With respect to the patent document 1, however, when the structure in which the EL element is accommodated in the airtight container is taken, the EL display device is grown in size for the size of the airtight container. Although the EL display device is only grown in size, the light-emitting area is not changed. Therefore, the advantage of a thin EL display device, which dispenses with a backlight, cannot be utilized.
Furthermore, with respect to the patent document 2, since the sealing material is applied to a substrate to form the airtight space in the sealing region, it is inevitable that the EL display device is grown in size.
As set forth above, as the area of the sealing region is increased, nonluminous regions are further increased. Accordingly, it is inevitable that the display device is grown in size in order to obtain a light-emitting portion with a desired area.

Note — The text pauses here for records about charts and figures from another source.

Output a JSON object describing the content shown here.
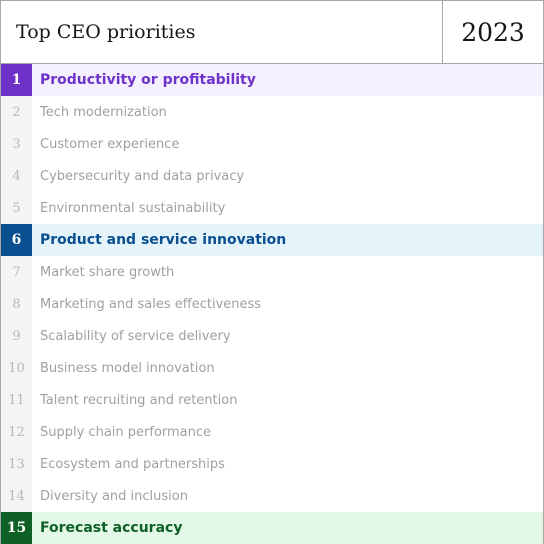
{
  "header": {
    "title": "Top CEO priorities",
    "year": "2023"
  },
  "priorities": [
    {
      "rank": "1",
      "label": "Productivity or profitability",
      "highlight": true,
      "accent": "#6e32c9",
      "text_color": "#6e32c9",
      "bg": "#f5f0ff"
    },
    {
      "rank": "2",
      "label": "Tech modernization",
      "highlight": false
    },
    {
      "rank": "3",
      "label": "Customer experience",
      "highlight": false
    },
    {
      "rank": "4",
      "label": "Cybersecurity and data privacy",
      "highlight": false
    },
    {
      "rank": "5",
      "label": "Environmental sustainability",
      "highlight": false
    },
    {
      "rank": "6",
      "label": "Product and service innovation",
      "highlight": true,
      "accent": "#0a4f8f",
      "text_color": "#0a4f8f",
      "bg": "#e5f3fb"
    },
    {
      "rank": "7",
      "label": "Market share growth",
      "highlight": false
    },
    {
      "rank": "8",
      "label": "Marketing and sales effectiveness",
      "highlight": false
    },
    {
      "rank": "9",
      "label": "Scalability of service delivery",
      "highlight": false
    },
    {
      "rank": "10",
      "label": "Business model innovation",
      "highlight": false
    },
    {
      "rank": "11",
      "label": "Talent recruiting and retention",
      "highlight": false
    },
    {
      "rank": "12",
      "label": "Supply chain performance",
      "highlight": false
    },
    {
      "rank": "13",
      "label": "Ecosystem and partnerships",
      "highlight": false
    },
    {
      "rank": "14",
      "label": "Diversity and inclusion",
      "highlight": false
    },
    {
      "rank": "15",
      "label": "Forecast accuracy",
      "highlight": true,
      "accent": "#0e6027",
      "text_color": "#0e6027",
      "bg": "#e3f8e7"
    }
  ]
}
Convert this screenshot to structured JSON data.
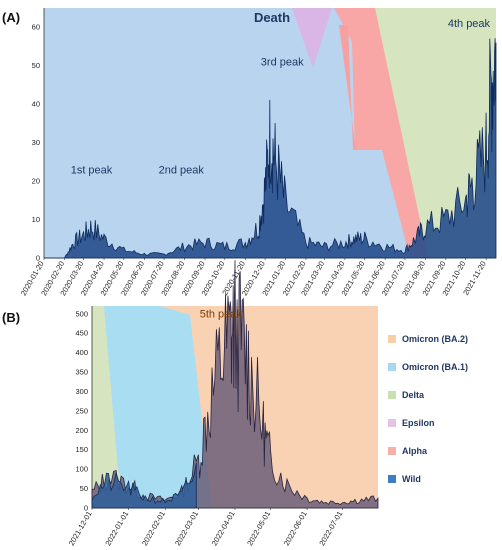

In view of the above mentioned problems, a display device with a narrow frame in which the sealing region is made as narrow as possible has been researched and developed (for example, see patent document 3).
[Patent Document 3]
    Japanese Patent Application Laid-Open No. 2002-329576
In the patent document 3, a sealing pattern used for sealing is formed over a substrate with a depression formed thereon. When the width of the sealing pattern in the sealing region is narrowed in order to achieve a narrower frame portion, since the surface area through which the sealing pattern and the substrate contact becomes large, reduction in the bond strength therebetween can be suppressed.
However, in the patent document 3, the sealing material is applied over the substrate in the sealing region as well as the patent documents 1 and 2, and therefore there is a limitation on a narrower frame formation.
Further, there is another method in which the sealing material is directly applied to a film such as an interlayer film, and a protective film as substitute for the substrate so as to eliminate the sealing region for applying the sealing material. An EL display device manufactured according to this method is illustrated in FIG. 7. An enlarged cross sectional view of an edge of the sealing region taken along a line C-C′ in FIG. 5 is illustrated in FIG. 14.
As depicted in FIG. 14, a first coating film 53, a second coating film 54, a third coating film 55, and a fourth coating film 56 are laminated over a substrate 50 in a display device. Further, a sealing material 52 is applied thereon. This structure allows to reduce the sealing region. The first coating film 53, the second coating film 54, the third coating film 55, and the fourth coating film 56 corresponds to a base film, a gate insulating film, a protective film, an interlayer film, a conductive film, and the like, respectively.
However, when the sealing material for sealing is formed over a laminated film as illustrated in FIG. 14, each laminated film is directly in contact with an ambient air outside of the display device. Therefore, moisture and oxygen existing outside of the display device penetrate into the display device through the each laminated film. In addition, when a material having high moisture permeability such as acrylic is used as the interlayer film, more moisture and oxygen penetrate into the display device.
Moisture and oxygen penetrate through the acrylic included in the interlayer film or top and bottom interfaces of acrylic by using the acrylic as a path. The moisture and oxygen ultimately reach to the EL element via a disconnection portion in a contact hole due to poor film formation properties of source and drain electrodes and the like. The interior of the EL display device and the EL element are contaminated by these moisture and oxygen, thereby causing various deteriorations such as deterioration of the electric characteristics, a dark spot, and shrinkage.